Cuando la culpa del incremento del precio de los carburantes no la tiene el programa nuclear iraní, le corresponde a la nacionalización de los hidrocarburos decretada por el Gobierno boliviano. No se esfuerce usted en averiguar qué relación de causa y efecto hay entre nada de eso y el encarecimiento del barril de crudo, porque no la hay. Tampoco se tome el trabajo de calcular el aumento del coste de las gasolinas en función de la carestía del barril de petróleo: sobre el total del dinero que usted paga cuando llena el depósito de su coche, la parte correspondiente a la materia prima es mínima.
Estamos ante una campaña monumental de intoxicación informativa destinada a presentar como resultado de un cúmulo de fatalidades lo que en la práctica es, en lo esencial, un movimiento especulativo como las copas de mil pinos. Con el agravante de que los poderes teóricamente públicos no tienen ninguna gana de cortar por lo sano con esa escalada porque, cuanto más sube el precio de los combustibles, mayor es la tajada fiscal que ellos obtienen. Así que los ministros de Economía y Hacienda occidentales ponen cara de gran pena y lamentan lo mal que le va al IPC, pero para su coleto no paran de contar la pasta gansa que se llevan con ello.
De entre las muchas reacciones irritantes que ha producido la nacionalización de los hidrocarburos bolivianos, quizá la más cabreante de todas sea la manifestada por Javier Solana, representante de la Política Exterior de la UE, que ha hablado de la «inseguridad jurídica» creada y de lo mal que lo puede pasar Bolivia si pierde inversiones extranjeras. Ignoro si Solana se tomará el trabajo de leer informes sobre la situación económica y social boliviana. De hacerlo, se enteraría de que hasta ahora la presencia de multinacionales en Bolivia no ha contribuido gran cosa a la erradicación de la miseria. Más bien todo lo contrario.
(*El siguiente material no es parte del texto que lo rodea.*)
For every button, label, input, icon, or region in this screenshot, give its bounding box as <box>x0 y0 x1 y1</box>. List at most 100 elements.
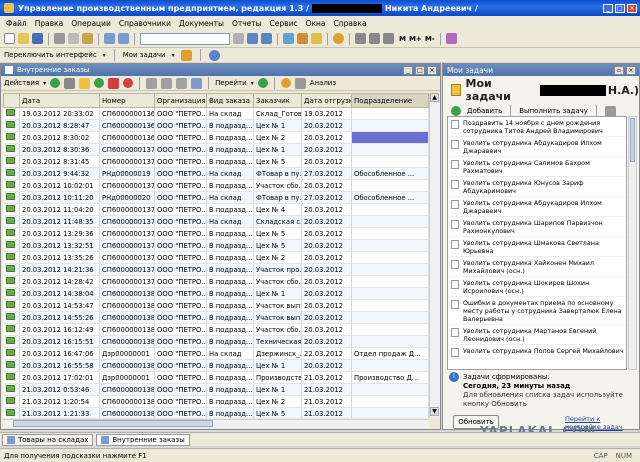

Y ya, si de paso se informara del contenido de las leyes bolivianas y de los tratados internacionales aplicables al caso –en especial el Pacto Internacional de los Derechos Civiles y Políticos y el Pacto de los Derechos Económicos y Culturales, avalados por la ONU–, sabría que lo ilegal era lo que venía ocurriendo hasta ahora, que las multinacionales actuaban como si fueran dueñas de los recursos energéticos de aquel país.
Evo Morales no ha expropiado nada. Ha fijado que esos recursos son propiedad inalienable del pueblo de Bolivia y que las compañías extranjeras que quieran operar allí deberán rubricar acuerdos razonables para las dos partes.
Morales quiere seguridad jurídica. Pero para su propio pueblo, en primer lugar.
Para inseguridad jurídica, la nuestra, que no sabemos si dentro de tres meses habremos de hacer lo de Joto, aquel que vendió la moto para comprar gasolina.
Nota de edición: Javier publicó una columna con el mismo título en El Mundo: Tras las huellas de Joto.